Some doctors have questioned how effective the vaccine will be.
“It lacks transparency and data compared to other vaccines,” one Pakistani health expert told AFP.
Up to 17 million doses of the British-Swedish produced AstraZeneca vaccine have been promised to Pakistan in the first half of 2021 under the Covax global pool, the government has said.
Pakistan was not included on a list of countries in the region to receive vaccines from neighbouring India, which is home to the world’s largest vaccine manufacturer, the Serum Institute.
A doctor in Islamabad was the first health worker to receive the jab in a symbolic ceremony in front of Prime Minister Imran Khan on Tuesday night.
There will be no quick answers into the origins of the coronavirus, one of the World Health Organization experts on a mission to the Covid-19 ground zero in central China told AFP.
Hung Nguyen-Viet, who is visiting various virus-linked sites in the city of Wuhan with the team, said starting the investigation more than one year after the pandemic began was not ideal, but added that the mission was progressing well.
The politically sensitive trip — which Beijing had delayed throughout the first year of the pandemic — aims to explore how the virus first jumped from animals to humans before killing millions worldwide since it first emerged in Wuhan in late 2019.
But Nguyen-Viet said in a Zoom video interview that it was a “difficult question and a difficult study”, and the world should not expect quick answers.
“It is very unlikely that (in) such a short mission, (we) would have a very advanced understanding or definite answers to the question,” he said.

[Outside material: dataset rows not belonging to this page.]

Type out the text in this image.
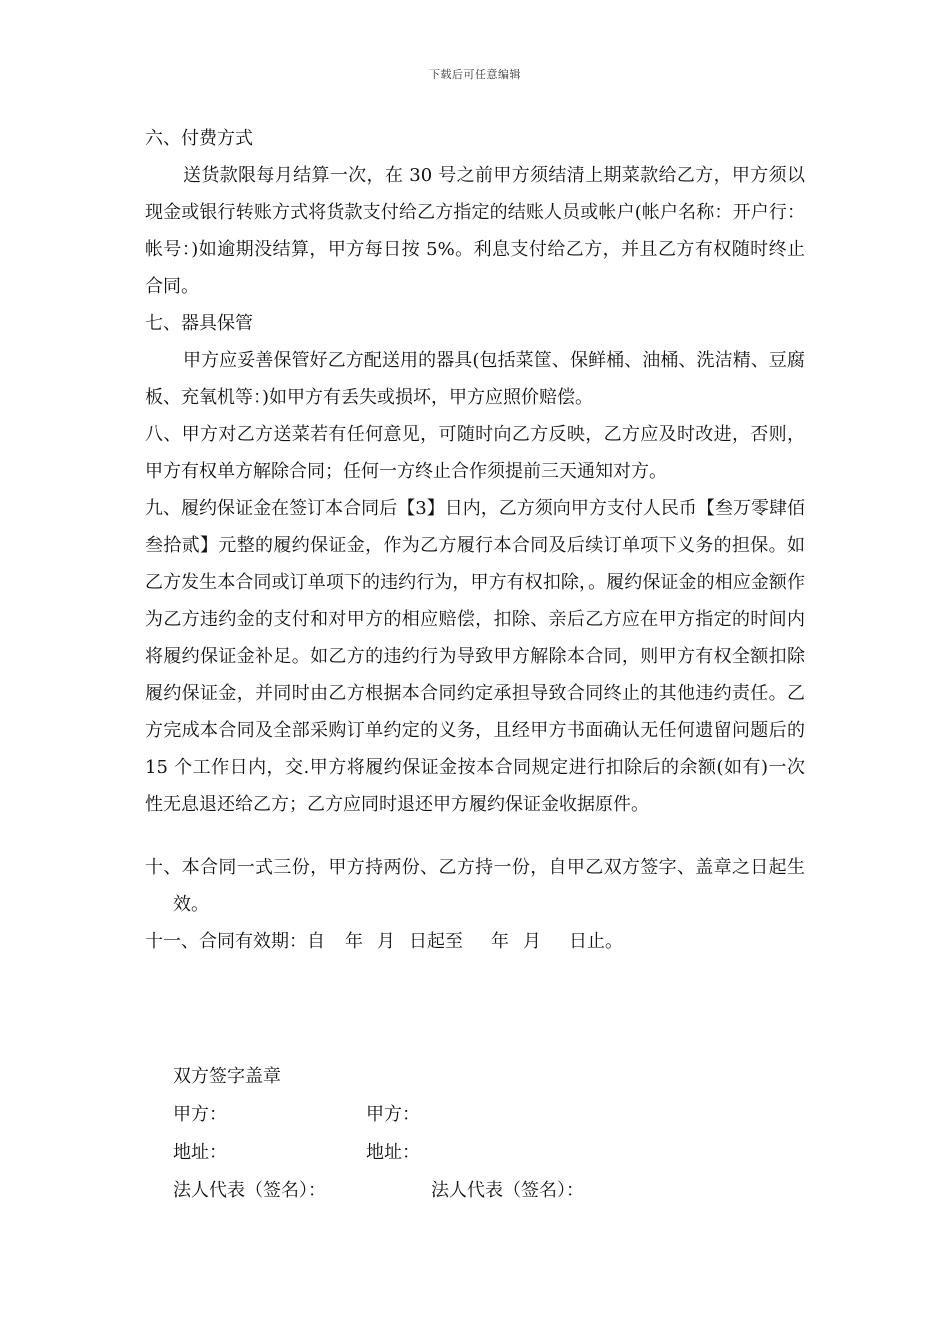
下载后可任意编辑

六、付费方式

送货款限每月结算一次，在 30 号之前甲方须结清上期菜款给乙方，甲方须以现金或银行转账方式将货款支付给乙方指定的结账人员或帐户(帐户名称：开户行：帐号：)如逾期没结算，甲方每日按 5%。利息支付给乙方，并且乙方有权随时终止合同。

七、器具保管

甲方应妥善保管好乙方配送用的器具(包括菜筐、保鲜桶、油桶、洗洁精、豆腐板、充氧机等：)如甲方有丢失或损坏，甲方应照价赔偿。

八、甲方对乙方送菜若有任何意见，可随时向乙方反映，乙方应及时改进，否则，甲方有权单方解除合同；任何一方终止合作须提前三天通知对方。

九、履约保证金在签订本合同后【3】日内，乙方须向甲方支付人民币【叁万零肆佰叁拾贰】元整的履约保证金，作为乙方履行本合同及后续订单项下义务的担保。如乙方发生本合同或订单项下的违约行为，甲方有权扣除，。履约保证金的相应金额作为乙方违约金的支付和对甲方的相应赔偿，扣除、亲后乙方应在甲方指定的时间内将履约保证金补足。如乙方的违约行为导致甲方解除本合同，则甲方有权全额扣除履约保证金，并同时由乙方根据本合同约定承担导致合同终止的其他违约责任。乙方完成本合同及全部采购订单约定的义务，且经甲方书面确认无任何遗留问题后的 15 个工作日内，交.甲方将履约保证金按本合同规定进行扣除后的余额(如有)一次性无息退还给乙方；乙方应同时退还甲方履约保证金收据原件。

十、本合同一式三份，甲方持两份、乙方持一份，自甲乙双方签字、盖章之日起生效。

十一、合同有效期：自 年 月 日起至 年 月 日止。

双方签字盖章
甲方：	甲方：
地址：	地址：
法人代表（签名）：	法人代表（签名）：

“So I think that we need to be patient, we are in a process, and we need time and effort to understand it.”
Nguyen-Viet, co-leader of the Animal and Human Health Program at Nairobi’s International Livestock Research Institute, also said it would have been preferable for the team to have visited Wuhan earlier.
“Obviously it is ideal to do the study at that time or right after,” he said.

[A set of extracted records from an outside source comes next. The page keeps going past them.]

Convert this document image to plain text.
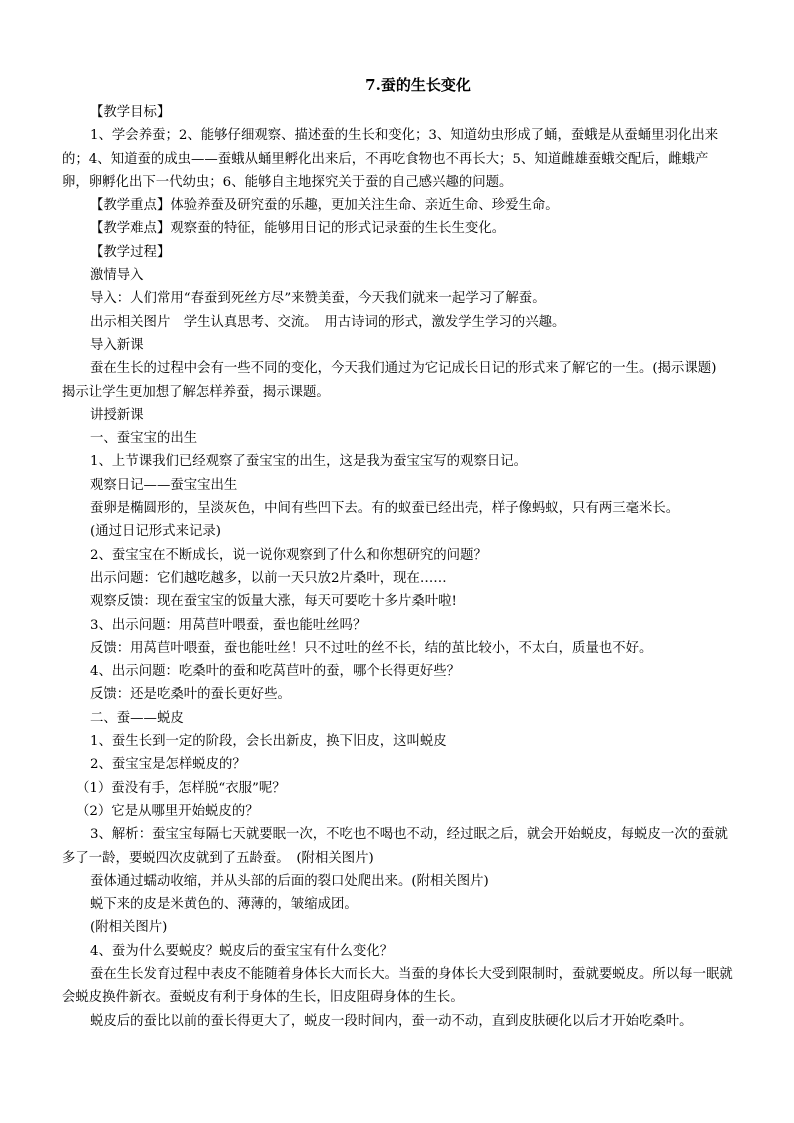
7.蚕的生长变化

【教学目标】

1、学会养蚕；2、能够仔细观察、描述蚕的生长和变化；3、知道幼虫形成了蛹，蚕蛾是从蚕蛹里羽化出来的；4、知道蚕的成虫——蚕蛾从蛹里孵化出来后，不再吃食物也不再长大；5、知道雌雄蚕蛾交配后，雌蛾产卵，卵孵化出下一代幼虫；6、能够自主地探究关于蚕的自己感兴趣的问题。

【教学重点】体验养蚕及研究蚕的乐趣，更加关注生命、亲近生命、珍爱生命。

【教学难点】观察蚕的特征，能够用日记的形式记录蚕的生长生变化。

【教学过程】

激情导入

导入：人们常用“春蚕到死丝方尽”来赞美蚕，今天我们就来一起学习了解蚕。

出示相关图片　学生认真思考、交流。　用古诗词的形式，激发学生学习的兴趣。

导入新课

蚕在生长的过程中会有一些不同的变化，今天我们通过为它记成长日记的形式来了解它的一生。(揭示课题)　　揭示让学生更加想了解怎样养蚕，揭示课题。

讲授新课

一、蚕宝宝的出生

1、上节课我们已经观察了蚕宝宝的出生，这是我为蚕宝宝写的观察日记。

观察日记——蚕宝宝出生

蚕卵是椭圆形的，呈淡灰色，中间有些凹下去。有的蚁蚕已经出壳，样子像蚂蚁，只有两三毫米长。

(通过日记形式来记录)

2、蚕宝宝在不断成长，说一说你观察到了什么和你想研究的问题？

出示问题：它们越吃越多，以前一天只放2片桑叶，现在……

观察反馈：现在蚕宝宝的饭量大涨，每天可要吃十多片桑叶啦!

3、出示问题：用莴苣叶喂蚕，蚕也能吐丝吗？

反馈：用莴苣叶喂蚕，蚕也能吐丝！只不过吐的丝不长，结的茧比较小，不太白，质量也不好。

4、出示问题：吃桑叶的蚕和吃莴苣叶的蚕，哪个长得更好些？

反馈：还是吃桑叶的蚕长更好些。

二、蚕——蜕皮

1、蚕生长到一定的阶段，会长出新皮，换下旧皮，这叫蜕皮

2、蚕宝宝是怎样蜕皮的？

（1）蚕没有手，怎样脱“衣服”呢？

（2）它是从哪里开始蜕皮的？

3、解析：蚕宝宝每隔七天就要眠一次，不吃也不喝也不动，经过眠之后，就会开始蜕皮，每蜕皮一次的蚕就多了一龄，要蜕四次皮就到了五龄蚕。　(附相关图片)

蚕体通过蠕动收缩，并从头部的后面的裂口处爬出来。(附相关图片)

蜕下来的皮是米黄色的、薄薄的，皱缩成团。

(附相关图片)

4、蚕为什么要蜕皮？蜕皮后的蚕宝宝有什么变化？

蚕在生长发育过程中表皮不能随着身体长大而长大。当蚕的身体长大受到限制时，蚕就要蜕皮。所以每一眠就会蜕皮换件新衣。蚕蜕皮有利于身体的生长，旧皮阻碍身体的生长。

蜕皮后的蚕比以前的蚕长得更大了，蜕皮一段时间内，蚕一动不动，直到皮肤硬化以后才开始吃桑叶。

More than a year has elapsed since the first cases of the then-unknown virus emerged in Wuhan, and the WHO team is only expected to spend around two weeks in total on the ground.
Since arriving in Wuhan, the group has been to a number of key sites — including hospitals that treated early Covid-19 patients and the now-infamous Huanan seafood market where the first cluster of infections emerged.
“We learned about the background, different cases at the market, so it helped me to construct the story and understand better the context of that market,” said Nguyen-Viet.
- Political pressure -
On Wednesday, the group visited the Wuhan Institute of Virology — another much-watched spot since its high-security lab has been linked with a number of conspiracy theories about the origin of the virus.
There was speculation early in the pandemic that it could have leaked from the lab, although there is no evidence to back up that theory.
Nguyen-Viet, an animal health specialist, said the team has already held meetings with Shi Zhengli, a key figure at the institute dubbed “China’s bat woman” for her extensive research into bat coronaviruses.
However, he said the team will not visit the remote caves in southwestern Yunnan province, where the closest relative to the virus — called RaTG13 — was found in bat droppings in 2013, according to a report from Shi.
Scientists think the coronavirus originated in bats and was likely transmitted to people via another mammal.
Bats have been a key topic of discussions during the WHO trip, Nguyen-Viet said.
Beijing is keen to shift focus from the early days of the pandemic to its recovery, and the WHO team spent several hours touring a propaganda exhibition celebrating China’s success against the virus.
But Nguyen-Viet — who admitted the team felt the global political pressure — tried to downplay expectations of any quick results.
“It’s an ongoing process,” he said. “And we focus on our work and we will see what comes out from this mission.”